European banking breach guidelines more strict than EU GDPR

Payment service providers (PSPs) have been issued with guidelines to follow in the event of a security breach in a new consultation paper issued by the European Banking Authority (EBA) working with the European Central Bank (ECB)

Suggested mandates include notifying authorities of an incident within two hours from the moment the breach is detected, compared to the General Data Protection Regulation (GDPR) requirement of notice within 72 hours of breach detection.

The proposed two-hour notification, which would be the first in a series of required reports, is part of a standardised template which the regulators say will help manage information throughout the investigation of a security breach.
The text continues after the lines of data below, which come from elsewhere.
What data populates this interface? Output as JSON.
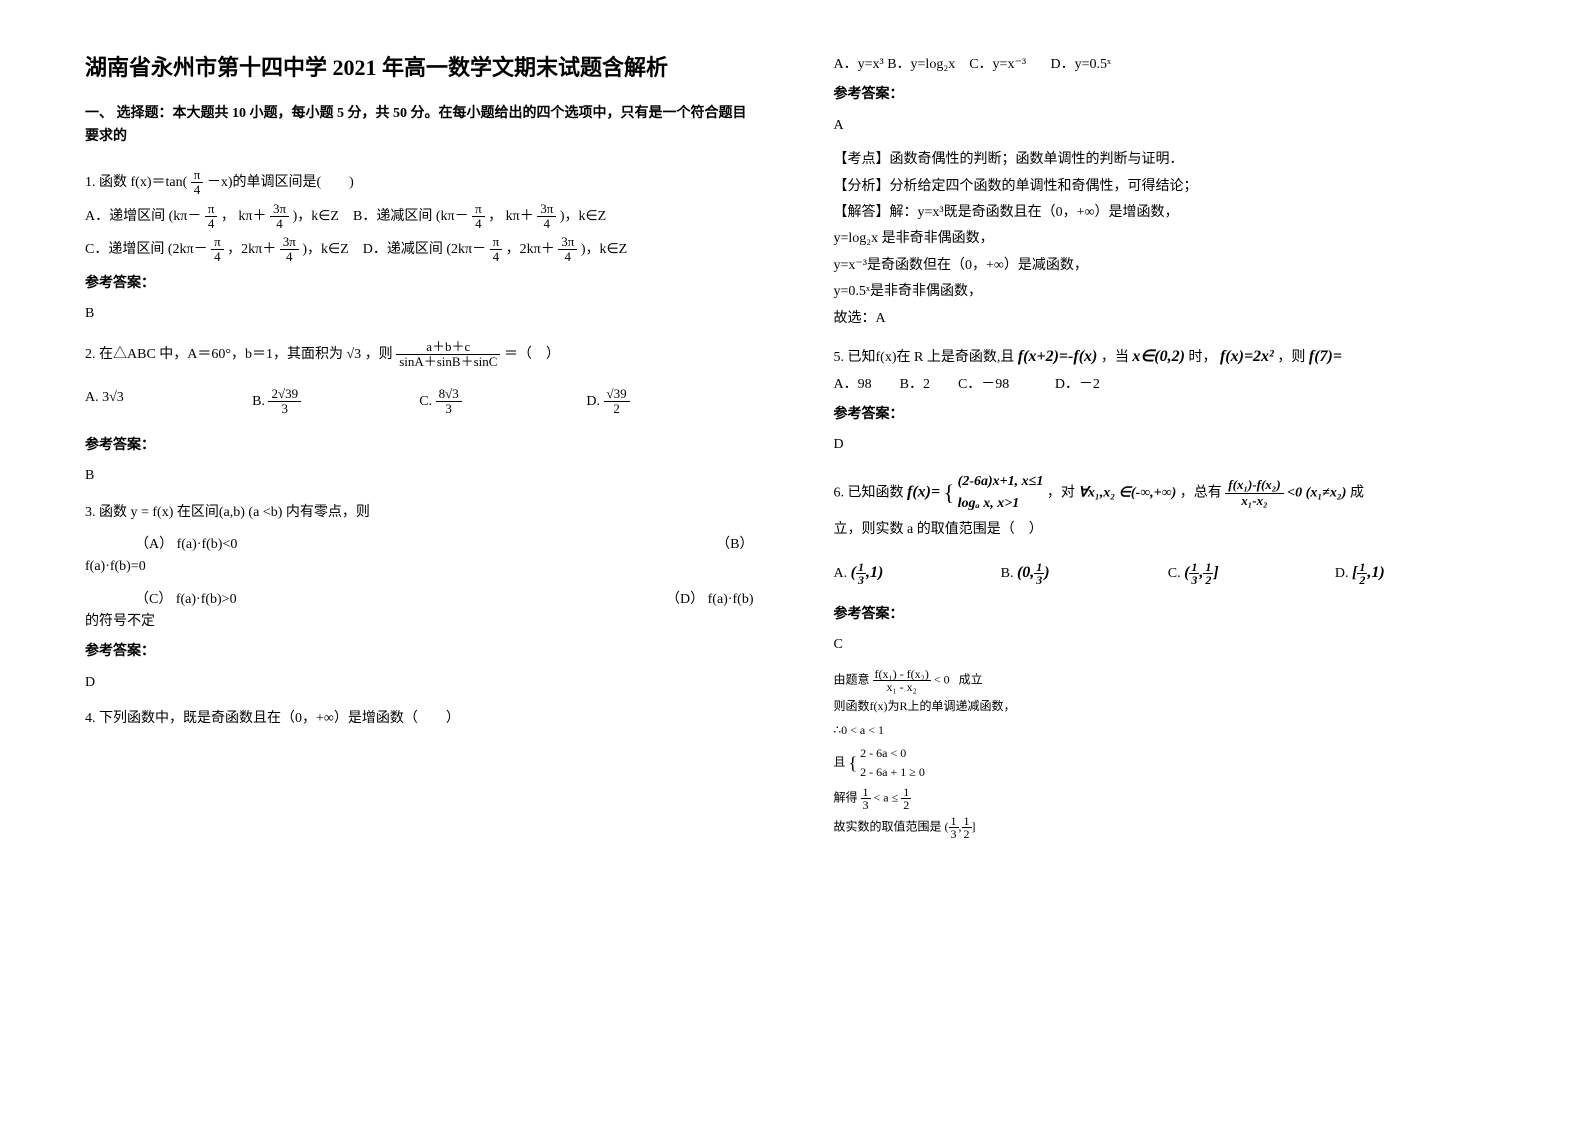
{
  "colors": {
    "text": "#000000",
    "background": "#ffffff"
  },
  "typography": {
    "title_fontsize": 22,
    "body_fontsize": 14,
    "small_fontsize": 12,
    "font_family": "SimSun"
  },
  "title": "湖南省永州市第十四中学 2021 年高一数学文期末试题含解析",
  "section_intro": "一、 选择题：本大题共 10 小题，每小题 5 分，共 50 分。在每小题给出的四个选项中，只有是一个符合题目要求的",
  "q1": {
    "stem_prefix": "1. 函数 f(x)＝tan(",
    "frac_num": "π",
    "frac_den": "4",
    "stem_suffix": " －x)的单调区间是(　　)",
    "optA_pre": "A．递增区间 (kπ－",
    "comma": "，",
    "paren_mid": " kπ＋",
    "optA_suf": " )，k∈Z",
    "optB_pre": "B．递减区间 (kπ－",
    "optB_suf": " )，k∈Z",
    "optC_pre": "C．递增区间 (2kπ－",
    "optC_mid": "，2kπ＋",
    "optC_suf": " )，k∈Z",
    "optD_pre": "D．递减区间 (2kπ－",
    "optD_suf": " )，k∈Z",
    "frac3_num": "3π",
    "answer_label": "参考答案：",
    "answer": "B"
  },
  "q2": {
    "stem_pre": "2. 在△ABC 中，A＝60°，b＝1，其面积为",
    "sqrt3": "√3",
    "stem_mid": "，则",
    "frac_num": "a＋b＋c",
    "frac_den": "sinA＋sinB＋sinC",
    "stem_suf": " ＝（　）",
    "optA": "3√3",
    "optB_num": "2√39",
    "optB_den": "3",
    "optC_num": "8√3",
    "optC_den": "3",
    "optD_num": "√39",
    "optD_den": "2",
    "labelA": "A.",
    "labelB": "B.",
    "labelC": "C.",
    "labelD": "D.",
    "answer_label": "参考答案：",
    "answer": "B"
  },
  "q3": {
    "stem": "3. 函数 y = f(x) 在区间(a,b) (a <b) 内有零点，则",
    "optA": "（A） f(a)·f(b)<0",
    "optB": "（B）",
    "optB_line2": "f(a)·f(b)=0",
    "optC": "（C） f(a)·f(b)>0",
    "optD": "（D） f(a)·f(b)",
    "optD_line2": "的符号不定",
    "answer_label": "参考答案：",
    "answer": "D"
  },
  "q4": {
    "stem": "4. 下列函数中，既是奇函数且在（0，+∞）是增函数（　　）",
    "optA": "A．y=x³",
    "optB": "B．y=log₂x",
    "optC": "C．y=x⁻³",
    "optD": "D．y=0.5ˣ",
    "answer_label": "参考答案：",
    "answer": "A",
    "exp1": "【考点】函数奇偶性的判断；函数单调性的判断与证明．",
    "exp2": "【分析】分析给定四个函数的单调性和奇偶性，可得结论；",
    "exp3": "【解答】解：y=x³既是奇函数且在（0，+∞）是增函数，",
    "exp4": "y=log₂x 是非奇非偶函数，",
    "exp5": "y=x⁻³是奇函数但在（0，+∞）是减函数，",
    "exp6": "y=0.5ˣ是非奇非偶函数，",
    "exp7": "故选：A"
  },
  "q5": {
    "stem_pre": "5. 已知f(x)在 R 上是奇函数,且",
    "eq1": "f(x+2)=-f(x)",
    "mid1": "，当",
    "dom": "x∈(0,2)",
    "mid2": "时，",
    "eq2": "f(x)=2x²",
    "mid3": "，则",
    "eq3": "f(7)=",
    "optA": "A．98",
    "optB": "B．2",
    "optC": "C．－98",
    "optD": "D．－2",
    "answer_label": "参考答案：",
    "answer": "D"
  },
  "q6": {
    "stem_pre": "6. 已知函数",
    "piece_a": "(2-6a)x+1, x≤1",
    "piece_b": "logₐ x, x>1",
    "func": "f(x)=",
    "mid1": "，对",
    "forall": "∀x₁,x₂ ∈(-∞,+∞)",
    "mid2": "，总有",
    "frac_num": "f(x₁)-f(x₂)",
    "frac_den": "x₁-x₂",
    "lt0": "<0",
    "cond": "(x₁≠x₂)",
    "suf": "成",
    "line2": "立，则实数 a 的取值范围是（　）",
    "optA_l": "(",
    "optA_num1": "1",
    "optA_den1": "3",
    "optA_r": ",1)",
    "optB_l": "(0,",
    "optB_num": "1",
    "optB_den": "3",
    "optB_r": ")",
    "optC_l": "(",
    "optC_m": ",",
    "optC_num2": "1",
    "optC_den2": "2",
    "optC_r": "]",
    "optD_l": "[",
    "optD_r": ",1)",
    "labelA": "A.",
    "labelB": "B.",
    "labelC": "C.",
    "labelD": "D.",
    "answer_label": "参考答案：",
    "answer": "C",
    "sol1_pre": "由题意",
    "sol1_num": "f(x₁) - f(x₂)",
    "sol1_den": "x₁ - x₂",
    "sol1_lt": "< 0",
    "sol1_suf": "成立",
    "sol2": "则函数f(x)为R上的单调递减函数，",
    "sol3": "∴0 < a < 1",
    "sol4_pre": "且",
    "sol4_a": "2 - 6a < 0",
    "sol4_b": "2 - 6a + 1 ≥ 0",
    "sol5_pre": "解得",
    "sol5_num1": "1",
    "sol5_den1": "3",
    "sol5_mid": "< a ≤",
    "sol5_num2": "1",
    "sol5_den2": "2",
    "sol6_pre": "故实数的取值范围是",
    "sol6_l": "(",
    "sol6_m": ",",
    "sol6_r": "]"
  }
}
Initial reports are not expected to provide detailed information, but serve as an overview of what occurred and the impact it might have had.  While the two-hour window sounds draconian, “only a “high-level notification” is required immediately, says Robert Bond, a data protection expert and partner at Charles Russell Speechlys told US press.

According to the consultation paper, “These draft guidelines set out the criteria, thresholds and methodology to be used by payment service providers in order to determine whether an operational or security incident should be considered major and, therefore, be notified to the competent authority in the home member state.”

There will be a public hearing on the consultation at the EBA on 9 February, 2017 and comments on  the consultation should be sent  7 March 2017.